Columnist Fails to Give ‘Folks’ Enough Credit

    Dear Editor,

    Articles like Hadley Mendoza’s “Question This Column; Your Future Is Too Important Not To,” about the upcoming election, demonstrate some possible reasons for two trends in current American political discourse that she probably despises: media “talking points” and what she calls “anti-intellectualism” in the heartland.

    First, there is the issue of what I’ll call the 30-second sound bite presentation that both Republicans and Democrats often utilize when talking to the media, which, and here I do agree with Mendoza, sometimes dumbs down the discourse on what are often complex and critical issues. Pundits like to blame the short attention span of American viewers for this phenomenon, but the experience of having my more complex responses skewered on the cutting room floor in interviews just like Mendoza’s has led me to believe that the real reason may be quite different. Proponents of either political agenda are forced to neuter their arguments and condense them into talking points because presenting them in that way makes it much harder to have their comments cut off and spliced together to form any monster of the interviewers’ choosing (a la Michael Moore). In other words, the reason political pundits stick to lame talking points is that they are much harder for angry liberal columnists to manipulate into something never intended by the interviewee.

    Second, the condescending tone Mendoza takes toward ordinary hardworking Americans is a perfect example of the attitude of many liberal intellectuals exhibit toward average folks (those would be the people Mendoza sneers at for voting based on a personal affinity for Gov. Sarah Palin). If only these ignoramuses were properly indoctrinated, err, I mean educated, in leftist university classes, they would instantly see the error of their ways and, to paraphrase the words of the candidate Mendoza obviously supports, stop clinging to their guns and religion. The truly stunning part of this attitude is that, after metaphorically upending her drink on America’s heartland, Mendoza, and many who think like her, have the gall to bemoan the “anti-intellectualism” of the people to whom she is so condescending. How can you spit in someone’s eye and then expect them to admire you and say “Thank you sir, may I have another?” Please. No wonder many people dislike the academic elite.

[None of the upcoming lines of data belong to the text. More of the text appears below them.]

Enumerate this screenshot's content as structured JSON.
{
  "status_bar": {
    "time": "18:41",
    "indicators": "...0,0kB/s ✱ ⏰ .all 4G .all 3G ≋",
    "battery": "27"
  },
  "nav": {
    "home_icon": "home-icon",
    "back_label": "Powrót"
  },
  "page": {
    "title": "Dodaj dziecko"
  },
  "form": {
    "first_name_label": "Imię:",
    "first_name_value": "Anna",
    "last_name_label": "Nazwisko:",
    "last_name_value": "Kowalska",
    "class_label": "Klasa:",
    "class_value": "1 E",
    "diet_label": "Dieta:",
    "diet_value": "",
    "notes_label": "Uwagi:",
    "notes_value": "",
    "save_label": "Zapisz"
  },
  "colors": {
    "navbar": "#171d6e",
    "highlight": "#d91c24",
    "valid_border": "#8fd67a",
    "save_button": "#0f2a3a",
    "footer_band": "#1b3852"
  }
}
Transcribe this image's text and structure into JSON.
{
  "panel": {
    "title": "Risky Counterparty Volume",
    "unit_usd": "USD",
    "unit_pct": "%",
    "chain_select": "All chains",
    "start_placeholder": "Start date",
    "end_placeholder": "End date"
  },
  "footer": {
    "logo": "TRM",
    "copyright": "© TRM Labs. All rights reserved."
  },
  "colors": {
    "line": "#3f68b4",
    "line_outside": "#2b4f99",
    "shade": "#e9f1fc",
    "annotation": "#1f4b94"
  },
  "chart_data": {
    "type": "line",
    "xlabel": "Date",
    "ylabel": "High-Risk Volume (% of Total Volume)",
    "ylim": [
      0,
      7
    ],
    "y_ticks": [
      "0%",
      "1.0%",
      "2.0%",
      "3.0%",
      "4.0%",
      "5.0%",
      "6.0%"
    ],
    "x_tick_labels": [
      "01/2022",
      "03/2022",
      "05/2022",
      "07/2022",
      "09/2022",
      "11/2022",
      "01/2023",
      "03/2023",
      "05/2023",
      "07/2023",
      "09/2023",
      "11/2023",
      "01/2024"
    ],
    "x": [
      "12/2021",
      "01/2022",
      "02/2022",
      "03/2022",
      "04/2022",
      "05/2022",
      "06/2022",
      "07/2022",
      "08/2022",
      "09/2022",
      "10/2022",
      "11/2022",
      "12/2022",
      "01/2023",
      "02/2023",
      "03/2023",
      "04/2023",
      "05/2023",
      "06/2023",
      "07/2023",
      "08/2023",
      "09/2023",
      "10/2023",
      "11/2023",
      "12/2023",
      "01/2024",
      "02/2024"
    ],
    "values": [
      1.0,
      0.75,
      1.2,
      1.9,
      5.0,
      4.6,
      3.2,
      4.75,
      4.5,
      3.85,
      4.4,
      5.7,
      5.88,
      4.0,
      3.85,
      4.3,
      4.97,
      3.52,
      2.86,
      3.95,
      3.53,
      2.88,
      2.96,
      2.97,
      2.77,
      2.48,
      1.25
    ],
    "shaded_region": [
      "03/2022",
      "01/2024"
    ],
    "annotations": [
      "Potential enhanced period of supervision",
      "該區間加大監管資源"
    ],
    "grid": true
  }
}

    The original intention of the university was to be a place where students could come to learn about and debate all types of intellectual, philosophical and political points of view. Necessary to this high ideal is a basic level of respect; a willingness to accept that a fully educated, intelligent and rational human being can disagree with your political views. And sadly, it seems that on UCSD campus, like many others around our country, this sort of respect is a thing of the past.